Australian metals miner Metro Mining Limited eased investors’ fears yesterday by announcing that the firm’s people and equipment successfully weathered tropical cyclone Nora.
According to the company’s press release, the storm passed by operations at Bauxite Hills on Saturday morning. Though she assailed the site with a battery of powerful gales and torrential rain, Metro reports that she failed in wreaking any appreciable damage to any of the firm’s assets.
Metro went on to say that the site’s personnel, who were relocated to a safer location prior to Nora’s assault on the area, are re-mobilizing the site at present, as well as effecting a clean-up of the area.
As operations at the site were halted, Metro will need a short period of time to bring it back online. According to the firm, Nora’s passage delayed the commencement of mining by a week, pushing the scheduled commencement to April 9. However, Metro gives its strongest assurance that the missed week will not negatively impact this year’s production targets.
Metro’s CEO Simon Finnis offered his praise to the team at the Bauxite Hills Mine for adapting and overcoming in the face of a tropical cyclone.

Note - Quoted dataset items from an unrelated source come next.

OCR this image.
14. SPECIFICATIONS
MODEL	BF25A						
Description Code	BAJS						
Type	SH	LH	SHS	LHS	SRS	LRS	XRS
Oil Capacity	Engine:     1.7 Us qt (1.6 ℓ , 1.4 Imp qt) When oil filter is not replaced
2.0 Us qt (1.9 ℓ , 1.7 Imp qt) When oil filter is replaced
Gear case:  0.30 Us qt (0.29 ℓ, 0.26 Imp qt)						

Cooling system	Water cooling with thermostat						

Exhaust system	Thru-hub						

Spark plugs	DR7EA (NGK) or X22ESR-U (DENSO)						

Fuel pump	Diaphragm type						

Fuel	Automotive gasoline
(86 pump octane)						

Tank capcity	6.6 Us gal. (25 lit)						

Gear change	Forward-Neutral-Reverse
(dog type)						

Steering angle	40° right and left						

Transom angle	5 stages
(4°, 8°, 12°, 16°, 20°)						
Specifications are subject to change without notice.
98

“We are very pleased with the efforts of all personnel in preparing for the cyclone and implementing the orderly evacuation of the workforce from site. We congratulate and thank all those involved.”
What eventually became tropical cyclone Nora began as a weak tropical low in the Torres Strait on March 19. Four days later the low grew in intensity to a tropical cyclone, and subsequently strengthened to a severe tropical storm over the next 24 hours. The system was christened “Nora” on March 23, and reached Category 3 Severe Tropical Cyclone before making landfall on the Cape York Peninsula. Nora subsequently weakened after landfall and lost its status as a recognized storm system on Tuesday.
Metro Mining is based in Brisbane, and began life when it was spun off from Cape Alumina Ltd. upon its takeover by MetroCoal Ltd in 2014. The firm has exploration rights in over 500 square miles of western Cape York, which is second to only Rio Tinto Alcan.